We need to change our plans because it turns out that two places that we want to see require more time than we thought. I’m talking about La Talampaya national park and Valles des Lunes – the moon valley. It’s not a problem for us and we’re very happy to spend one day not driving the car. We wake up in perfect moods, drink coffee and eat 2 little croissants each. Then, we hop into our car and drive through route 76 towards La Rioja.

These places are located ‘next to’ Ruta 44. We start with the further one which is located 120 kilometres from where we are. We drive through flat, asphalt road with mountain ranges on both sides and a flatland between them. After one and a half hours we reach the gates of the park. The whole circle is 40 km long and the trip lasts 3 hours. We wonder why does it take so long – probably the road is bad. But there’s already a queue of cars with people willing to give it a try forming next to us and soon a guide comes and invites our group. Fortunately there’s a small shop where we buy some more empanadas – the duration of the trip came to us as a bit of a surprise – we weren’t prepared for such a long stay.

20 minutes pass, the lady tells us to go and we start our trip. After less than 10 minutes, we stop for the first time. Before us, there’s a huge rock charmingly called ‘Tombre de Soro’. The group gathers around it and the lady starts talking about the rock. The story must be interesting but unfortunately it’s in Spanish. Ania and Amelka are having lunch in the car so I get the opportunity to walk around the rocks and happily take advantage of it. At this point, I don’t find anything that we haven’t seen yet so I wonder what is this all about. What’s so cool here?

Okay, let’s move to the second station. The landscape changes from yellowish-red to a whiter one.

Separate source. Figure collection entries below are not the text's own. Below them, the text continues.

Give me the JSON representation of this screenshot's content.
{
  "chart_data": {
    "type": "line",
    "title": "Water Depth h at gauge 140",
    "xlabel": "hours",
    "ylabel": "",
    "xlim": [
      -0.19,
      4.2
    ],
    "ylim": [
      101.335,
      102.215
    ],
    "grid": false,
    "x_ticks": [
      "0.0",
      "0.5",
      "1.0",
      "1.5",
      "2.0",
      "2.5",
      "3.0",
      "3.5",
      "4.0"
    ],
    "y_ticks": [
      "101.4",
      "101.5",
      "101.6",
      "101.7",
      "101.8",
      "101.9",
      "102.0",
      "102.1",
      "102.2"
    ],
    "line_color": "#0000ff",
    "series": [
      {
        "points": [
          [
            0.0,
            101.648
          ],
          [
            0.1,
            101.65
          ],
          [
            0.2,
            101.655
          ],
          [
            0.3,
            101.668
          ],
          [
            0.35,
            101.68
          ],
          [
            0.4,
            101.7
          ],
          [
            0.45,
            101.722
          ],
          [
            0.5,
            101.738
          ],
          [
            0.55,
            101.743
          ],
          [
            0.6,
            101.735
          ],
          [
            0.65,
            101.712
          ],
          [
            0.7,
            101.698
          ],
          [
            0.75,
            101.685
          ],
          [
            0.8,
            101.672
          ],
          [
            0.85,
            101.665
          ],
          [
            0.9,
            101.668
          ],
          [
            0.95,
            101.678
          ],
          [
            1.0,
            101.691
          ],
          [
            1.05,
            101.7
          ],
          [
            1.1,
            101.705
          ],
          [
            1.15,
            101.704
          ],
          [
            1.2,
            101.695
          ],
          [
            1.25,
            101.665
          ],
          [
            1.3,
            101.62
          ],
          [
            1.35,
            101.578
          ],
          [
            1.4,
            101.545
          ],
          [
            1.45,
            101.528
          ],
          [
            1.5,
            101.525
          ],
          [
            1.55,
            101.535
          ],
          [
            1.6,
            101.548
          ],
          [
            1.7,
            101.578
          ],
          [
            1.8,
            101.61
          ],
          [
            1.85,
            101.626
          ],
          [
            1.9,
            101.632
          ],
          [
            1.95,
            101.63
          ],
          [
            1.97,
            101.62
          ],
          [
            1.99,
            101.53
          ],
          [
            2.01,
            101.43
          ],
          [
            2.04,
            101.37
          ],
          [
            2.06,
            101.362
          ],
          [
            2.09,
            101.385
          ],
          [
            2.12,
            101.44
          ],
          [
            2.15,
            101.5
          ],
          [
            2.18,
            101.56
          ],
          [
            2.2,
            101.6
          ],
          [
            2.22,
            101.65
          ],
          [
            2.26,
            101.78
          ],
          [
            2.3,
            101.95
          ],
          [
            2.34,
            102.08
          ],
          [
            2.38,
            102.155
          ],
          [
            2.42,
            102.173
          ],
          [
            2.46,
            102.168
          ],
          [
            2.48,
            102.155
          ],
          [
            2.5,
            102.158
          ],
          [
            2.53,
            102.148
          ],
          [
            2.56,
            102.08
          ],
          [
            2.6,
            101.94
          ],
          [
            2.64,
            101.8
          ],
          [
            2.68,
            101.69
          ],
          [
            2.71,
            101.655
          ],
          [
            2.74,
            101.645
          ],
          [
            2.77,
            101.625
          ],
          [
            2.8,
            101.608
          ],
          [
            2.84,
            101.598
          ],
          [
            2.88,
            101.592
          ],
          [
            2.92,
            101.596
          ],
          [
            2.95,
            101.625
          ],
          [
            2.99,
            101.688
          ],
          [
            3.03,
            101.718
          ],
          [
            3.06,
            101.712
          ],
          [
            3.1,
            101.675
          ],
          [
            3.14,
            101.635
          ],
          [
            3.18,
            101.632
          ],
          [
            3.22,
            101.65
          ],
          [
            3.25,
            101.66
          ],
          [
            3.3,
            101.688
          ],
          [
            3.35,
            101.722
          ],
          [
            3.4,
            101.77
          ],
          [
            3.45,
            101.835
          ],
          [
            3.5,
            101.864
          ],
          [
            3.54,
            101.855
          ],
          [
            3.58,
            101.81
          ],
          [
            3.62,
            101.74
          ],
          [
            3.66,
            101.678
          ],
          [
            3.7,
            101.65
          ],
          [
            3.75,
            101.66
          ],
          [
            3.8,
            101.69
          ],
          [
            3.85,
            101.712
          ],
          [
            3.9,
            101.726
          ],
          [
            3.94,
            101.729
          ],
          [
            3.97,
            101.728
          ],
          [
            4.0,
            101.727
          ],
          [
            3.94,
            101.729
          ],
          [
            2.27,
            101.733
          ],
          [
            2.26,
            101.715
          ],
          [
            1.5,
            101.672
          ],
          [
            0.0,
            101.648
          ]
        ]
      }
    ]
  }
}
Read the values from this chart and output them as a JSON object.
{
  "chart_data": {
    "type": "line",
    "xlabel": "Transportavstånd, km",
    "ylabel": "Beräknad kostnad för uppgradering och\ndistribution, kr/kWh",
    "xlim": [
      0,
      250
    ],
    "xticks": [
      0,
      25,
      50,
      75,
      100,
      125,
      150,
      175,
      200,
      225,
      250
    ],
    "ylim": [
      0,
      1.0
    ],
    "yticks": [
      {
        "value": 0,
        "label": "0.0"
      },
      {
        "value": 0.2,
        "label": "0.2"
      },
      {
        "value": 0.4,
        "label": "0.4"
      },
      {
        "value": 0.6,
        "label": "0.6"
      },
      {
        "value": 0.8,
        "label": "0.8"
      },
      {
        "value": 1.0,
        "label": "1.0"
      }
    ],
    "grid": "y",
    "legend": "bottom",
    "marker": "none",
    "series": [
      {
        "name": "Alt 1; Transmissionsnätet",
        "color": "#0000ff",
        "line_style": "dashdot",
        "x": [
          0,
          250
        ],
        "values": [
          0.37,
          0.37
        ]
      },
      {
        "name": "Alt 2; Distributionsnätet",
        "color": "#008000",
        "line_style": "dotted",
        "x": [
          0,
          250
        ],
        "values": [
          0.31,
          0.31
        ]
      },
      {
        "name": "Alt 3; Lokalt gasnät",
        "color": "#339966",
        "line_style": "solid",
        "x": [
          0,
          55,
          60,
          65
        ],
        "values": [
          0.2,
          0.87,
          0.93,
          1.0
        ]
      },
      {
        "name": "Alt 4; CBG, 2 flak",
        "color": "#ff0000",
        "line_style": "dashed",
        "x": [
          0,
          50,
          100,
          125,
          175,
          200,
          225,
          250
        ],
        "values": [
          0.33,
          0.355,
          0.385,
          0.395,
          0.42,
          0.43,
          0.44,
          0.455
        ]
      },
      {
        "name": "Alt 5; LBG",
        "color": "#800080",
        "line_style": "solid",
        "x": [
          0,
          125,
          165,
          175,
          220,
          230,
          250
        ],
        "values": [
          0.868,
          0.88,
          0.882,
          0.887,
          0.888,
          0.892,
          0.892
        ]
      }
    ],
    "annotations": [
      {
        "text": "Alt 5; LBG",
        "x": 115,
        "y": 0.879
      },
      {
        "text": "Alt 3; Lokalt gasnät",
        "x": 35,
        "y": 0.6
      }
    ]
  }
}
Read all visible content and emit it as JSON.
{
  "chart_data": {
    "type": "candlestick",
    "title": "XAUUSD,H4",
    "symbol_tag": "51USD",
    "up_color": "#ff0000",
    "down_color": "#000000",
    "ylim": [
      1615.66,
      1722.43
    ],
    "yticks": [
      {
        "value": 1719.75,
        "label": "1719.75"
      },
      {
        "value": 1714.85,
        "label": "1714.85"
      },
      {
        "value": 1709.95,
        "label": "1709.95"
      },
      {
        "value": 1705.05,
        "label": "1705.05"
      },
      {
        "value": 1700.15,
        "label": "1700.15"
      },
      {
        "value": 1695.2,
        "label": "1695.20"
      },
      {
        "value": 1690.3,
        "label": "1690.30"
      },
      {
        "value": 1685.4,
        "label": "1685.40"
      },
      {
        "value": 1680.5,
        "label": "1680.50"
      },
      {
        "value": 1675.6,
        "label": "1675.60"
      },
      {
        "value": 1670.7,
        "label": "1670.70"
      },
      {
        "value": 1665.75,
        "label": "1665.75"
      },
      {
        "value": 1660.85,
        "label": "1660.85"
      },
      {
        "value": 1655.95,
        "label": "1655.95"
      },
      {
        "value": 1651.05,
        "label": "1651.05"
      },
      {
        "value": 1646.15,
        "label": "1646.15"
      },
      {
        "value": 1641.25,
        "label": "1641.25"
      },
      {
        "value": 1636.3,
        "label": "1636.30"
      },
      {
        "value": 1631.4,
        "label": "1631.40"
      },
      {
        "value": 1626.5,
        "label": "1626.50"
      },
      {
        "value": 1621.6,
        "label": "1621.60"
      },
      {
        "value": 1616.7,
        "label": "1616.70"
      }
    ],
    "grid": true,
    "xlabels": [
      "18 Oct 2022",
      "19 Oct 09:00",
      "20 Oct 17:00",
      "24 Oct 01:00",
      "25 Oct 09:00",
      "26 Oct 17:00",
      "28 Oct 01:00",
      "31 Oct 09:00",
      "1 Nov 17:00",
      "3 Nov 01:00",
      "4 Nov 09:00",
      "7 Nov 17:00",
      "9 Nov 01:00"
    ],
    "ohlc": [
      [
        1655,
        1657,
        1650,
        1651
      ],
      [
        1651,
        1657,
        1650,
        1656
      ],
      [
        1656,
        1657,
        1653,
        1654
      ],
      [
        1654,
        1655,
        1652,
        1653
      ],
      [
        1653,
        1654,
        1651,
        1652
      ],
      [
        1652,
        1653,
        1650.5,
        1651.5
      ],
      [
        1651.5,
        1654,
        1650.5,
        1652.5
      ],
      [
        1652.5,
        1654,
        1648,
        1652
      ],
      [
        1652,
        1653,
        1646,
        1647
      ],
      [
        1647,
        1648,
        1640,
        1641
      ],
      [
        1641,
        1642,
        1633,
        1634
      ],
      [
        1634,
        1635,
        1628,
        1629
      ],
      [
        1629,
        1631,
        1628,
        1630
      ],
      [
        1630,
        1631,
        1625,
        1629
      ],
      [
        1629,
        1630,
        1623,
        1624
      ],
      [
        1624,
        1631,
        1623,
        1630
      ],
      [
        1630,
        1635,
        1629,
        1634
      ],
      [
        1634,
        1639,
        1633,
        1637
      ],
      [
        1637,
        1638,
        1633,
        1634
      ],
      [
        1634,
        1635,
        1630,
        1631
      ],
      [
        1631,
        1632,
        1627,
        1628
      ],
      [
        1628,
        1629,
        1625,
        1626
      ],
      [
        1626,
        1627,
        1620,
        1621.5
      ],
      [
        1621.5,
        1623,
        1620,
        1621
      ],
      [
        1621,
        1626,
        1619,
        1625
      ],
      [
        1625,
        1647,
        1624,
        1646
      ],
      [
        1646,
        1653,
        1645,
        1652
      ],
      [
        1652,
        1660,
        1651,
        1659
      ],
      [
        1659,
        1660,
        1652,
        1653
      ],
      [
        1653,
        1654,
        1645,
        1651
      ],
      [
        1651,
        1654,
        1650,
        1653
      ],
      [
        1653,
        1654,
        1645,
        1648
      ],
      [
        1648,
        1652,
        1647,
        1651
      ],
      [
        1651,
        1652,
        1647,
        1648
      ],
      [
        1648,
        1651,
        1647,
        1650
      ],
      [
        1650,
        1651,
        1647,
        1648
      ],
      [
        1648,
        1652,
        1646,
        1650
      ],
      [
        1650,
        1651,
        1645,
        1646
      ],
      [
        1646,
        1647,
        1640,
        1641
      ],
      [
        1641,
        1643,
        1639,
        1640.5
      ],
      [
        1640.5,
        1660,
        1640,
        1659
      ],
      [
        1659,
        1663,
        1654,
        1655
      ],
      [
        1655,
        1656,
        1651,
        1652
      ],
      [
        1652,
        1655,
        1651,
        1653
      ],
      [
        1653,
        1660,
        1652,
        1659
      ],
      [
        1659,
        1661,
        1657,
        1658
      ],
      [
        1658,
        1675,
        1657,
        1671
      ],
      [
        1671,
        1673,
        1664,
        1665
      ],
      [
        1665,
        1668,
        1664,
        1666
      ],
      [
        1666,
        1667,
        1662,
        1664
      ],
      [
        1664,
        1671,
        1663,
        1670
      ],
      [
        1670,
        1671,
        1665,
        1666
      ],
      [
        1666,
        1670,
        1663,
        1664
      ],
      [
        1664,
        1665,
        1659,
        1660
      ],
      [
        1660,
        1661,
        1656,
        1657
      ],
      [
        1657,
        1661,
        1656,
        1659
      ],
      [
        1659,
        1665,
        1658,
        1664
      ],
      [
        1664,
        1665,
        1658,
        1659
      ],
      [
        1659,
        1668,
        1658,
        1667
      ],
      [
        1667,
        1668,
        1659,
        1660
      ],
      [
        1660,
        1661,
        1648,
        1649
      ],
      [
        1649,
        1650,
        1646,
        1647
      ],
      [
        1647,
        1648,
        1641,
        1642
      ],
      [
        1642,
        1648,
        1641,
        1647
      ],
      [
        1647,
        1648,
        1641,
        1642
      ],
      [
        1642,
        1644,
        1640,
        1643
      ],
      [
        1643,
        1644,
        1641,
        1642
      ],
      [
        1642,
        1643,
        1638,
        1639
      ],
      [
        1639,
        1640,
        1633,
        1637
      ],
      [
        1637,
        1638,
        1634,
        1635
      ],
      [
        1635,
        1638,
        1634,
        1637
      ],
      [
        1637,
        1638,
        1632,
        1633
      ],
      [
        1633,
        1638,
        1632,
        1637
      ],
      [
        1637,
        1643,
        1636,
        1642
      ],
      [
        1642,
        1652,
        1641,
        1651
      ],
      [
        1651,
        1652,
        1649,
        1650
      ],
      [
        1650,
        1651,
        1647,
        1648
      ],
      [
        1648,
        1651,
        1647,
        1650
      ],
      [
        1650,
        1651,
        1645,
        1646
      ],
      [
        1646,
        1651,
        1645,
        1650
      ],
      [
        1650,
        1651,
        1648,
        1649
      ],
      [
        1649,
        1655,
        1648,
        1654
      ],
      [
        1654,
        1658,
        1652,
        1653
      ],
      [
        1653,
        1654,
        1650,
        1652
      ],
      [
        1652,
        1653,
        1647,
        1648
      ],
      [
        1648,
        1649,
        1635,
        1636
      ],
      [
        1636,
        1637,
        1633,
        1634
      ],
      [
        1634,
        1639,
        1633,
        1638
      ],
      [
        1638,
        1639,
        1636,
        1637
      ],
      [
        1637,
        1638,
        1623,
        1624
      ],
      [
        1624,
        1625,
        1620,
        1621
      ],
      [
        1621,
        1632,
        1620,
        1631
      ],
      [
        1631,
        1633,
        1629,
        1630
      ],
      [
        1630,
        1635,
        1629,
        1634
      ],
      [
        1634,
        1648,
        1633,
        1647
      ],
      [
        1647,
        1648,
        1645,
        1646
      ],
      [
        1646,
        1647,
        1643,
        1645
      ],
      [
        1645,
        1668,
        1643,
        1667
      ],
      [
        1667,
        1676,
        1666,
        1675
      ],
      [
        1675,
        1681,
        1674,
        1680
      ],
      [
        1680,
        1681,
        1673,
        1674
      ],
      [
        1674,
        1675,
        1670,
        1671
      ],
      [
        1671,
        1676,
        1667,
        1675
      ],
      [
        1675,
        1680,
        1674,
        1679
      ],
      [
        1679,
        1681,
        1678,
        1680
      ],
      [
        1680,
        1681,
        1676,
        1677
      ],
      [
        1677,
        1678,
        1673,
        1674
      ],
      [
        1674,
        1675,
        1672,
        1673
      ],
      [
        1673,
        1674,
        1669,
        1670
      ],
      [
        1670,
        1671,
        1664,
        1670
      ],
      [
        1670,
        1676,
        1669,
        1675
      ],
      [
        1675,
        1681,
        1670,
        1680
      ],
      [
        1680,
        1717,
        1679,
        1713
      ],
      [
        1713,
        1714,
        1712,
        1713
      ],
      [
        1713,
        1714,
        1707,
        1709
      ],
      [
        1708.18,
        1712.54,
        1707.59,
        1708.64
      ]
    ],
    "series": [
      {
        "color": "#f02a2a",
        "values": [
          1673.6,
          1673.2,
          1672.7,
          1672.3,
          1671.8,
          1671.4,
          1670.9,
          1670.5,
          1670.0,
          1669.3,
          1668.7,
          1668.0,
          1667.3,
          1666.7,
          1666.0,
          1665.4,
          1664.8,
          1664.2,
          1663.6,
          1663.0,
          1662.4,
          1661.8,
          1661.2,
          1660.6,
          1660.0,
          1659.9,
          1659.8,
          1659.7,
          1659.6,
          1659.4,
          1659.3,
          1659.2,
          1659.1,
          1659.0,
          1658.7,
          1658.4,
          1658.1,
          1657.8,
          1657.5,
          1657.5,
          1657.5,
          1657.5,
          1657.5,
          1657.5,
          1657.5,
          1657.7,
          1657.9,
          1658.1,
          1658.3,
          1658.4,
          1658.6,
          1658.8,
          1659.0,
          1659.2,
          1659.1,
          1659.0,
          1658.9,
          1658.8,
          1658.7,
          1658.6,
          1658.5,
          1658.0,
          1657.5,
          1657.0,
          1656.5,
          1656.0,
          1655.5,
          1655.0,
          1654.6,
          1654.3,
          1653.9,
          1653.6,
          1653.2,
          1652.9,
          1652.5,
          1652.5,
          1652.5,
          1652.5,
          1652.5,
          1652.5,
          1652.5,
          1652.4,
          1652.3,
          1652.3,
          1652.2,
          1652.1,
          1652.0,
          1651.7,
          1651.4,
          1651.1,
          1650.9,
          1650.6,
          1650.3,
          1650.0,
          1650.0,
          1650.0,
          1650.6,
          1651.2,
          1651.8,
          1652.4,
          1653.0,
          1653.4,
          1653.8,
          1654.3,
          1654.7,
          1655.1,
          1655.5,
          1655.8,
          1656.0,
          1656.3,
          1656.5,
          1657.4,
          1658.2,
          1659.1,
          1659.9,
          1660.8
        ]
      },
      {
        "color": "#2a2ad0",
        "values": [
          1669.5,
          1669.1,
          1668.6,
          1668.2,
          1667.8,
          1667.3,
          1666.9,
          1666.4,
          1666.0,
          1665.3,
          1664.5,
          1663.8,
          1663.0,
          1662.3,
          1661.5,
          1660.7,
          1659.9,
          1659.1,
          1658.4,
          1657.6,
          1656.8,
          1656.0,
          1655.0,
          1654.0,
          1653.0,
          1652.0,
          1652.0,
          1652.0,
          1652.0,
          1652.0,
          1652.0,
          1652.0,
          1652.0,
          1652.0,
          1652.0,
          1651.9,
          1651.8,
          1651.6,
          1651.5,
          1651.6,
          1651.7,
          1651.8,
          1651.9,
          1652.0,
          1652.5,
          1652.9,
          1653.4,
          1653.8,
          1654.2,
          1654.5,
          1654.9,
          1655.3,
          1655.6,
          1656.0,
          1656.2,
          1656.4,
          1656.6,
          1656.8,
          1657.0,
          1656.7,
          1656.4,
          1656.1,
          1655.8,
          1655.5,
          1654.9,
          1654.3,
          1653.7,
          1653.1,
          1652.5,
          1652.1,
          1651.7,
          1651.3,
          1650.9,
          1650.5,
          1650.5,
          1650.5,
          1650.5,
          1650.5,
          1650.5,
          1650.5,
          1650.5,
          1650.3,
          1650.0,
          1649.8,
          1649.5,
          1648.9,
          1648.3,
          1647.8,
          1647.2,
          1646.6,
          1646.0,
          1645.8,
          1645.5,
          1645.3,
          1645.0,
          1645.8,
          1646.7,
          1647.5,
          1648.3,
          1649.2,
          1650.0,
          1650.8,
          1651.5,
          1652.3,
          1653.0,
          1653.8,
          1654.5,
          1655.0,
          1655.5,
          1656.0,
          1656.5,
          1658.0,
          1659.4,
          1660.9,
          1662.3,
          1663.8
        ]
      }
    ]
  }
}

We drive down and find ourselves between rocks of various sizes and some rock furrows. Then we move a little bit higher and see the actual valley. It looks like from a good sci-fi movie.

We stop here for a while and I try to comprehend what I’m seeing. After the first rock which was a bit disappointing I start to understand where the name of the valley comes from. There are rocks everywhere. Red ones from Talampaya national park in the distance and beneath us – various rocks, dens and hills all in moon colours. I guess that if I were to imagine how our satellite looks like, apart from the darkness, it might as well look like here.

Happy that we’re not wasting time after all, I get inside the car and we proceed to the third station. It doesn’t look particularly interesting, but after a closer look, I see a path leading deeper. The group is busy listening to the guide who still refuses to speak (however sketchy) English. I go deeper on my own then. I walk 500 metres or so, I even look behind me to check if I haven’t got lost or if the cars are still there. It’s a pity that you have to stay with the group. But what can you do? I find a place with rocks on the ground that are perfectly oval – like alien eggs. :) They match the place – it’s a moon valley after all. The rocks get their shape thanks to very low ground temperatures (-15)

We slowly approach the great finale. I get the feeling that the red rocks that we keep passing on the road are avoided on purpose in order to save them for the last stop. Before we see them, we drive to ‘Submarine’. Red rock with two sort of… poles. It makes for an interesting image. As you can see, the name doesn’t come from nowhere as it really resembles a submarine.
I take some pictures and we proceed to the last station – we approach a passage of red rocks. When we arrive, it all looks absolutely cosmic. Furrows on some of them, the shapes and the background make me quickly understand why is the place called ‘Valle de la Lune’. Quite a thing. The guide finally lets us drive on our own. For the last 20 kilometres we can do whatever we want.

Most of the route goes by the red wall which in some places turns into the second, more cosmic part.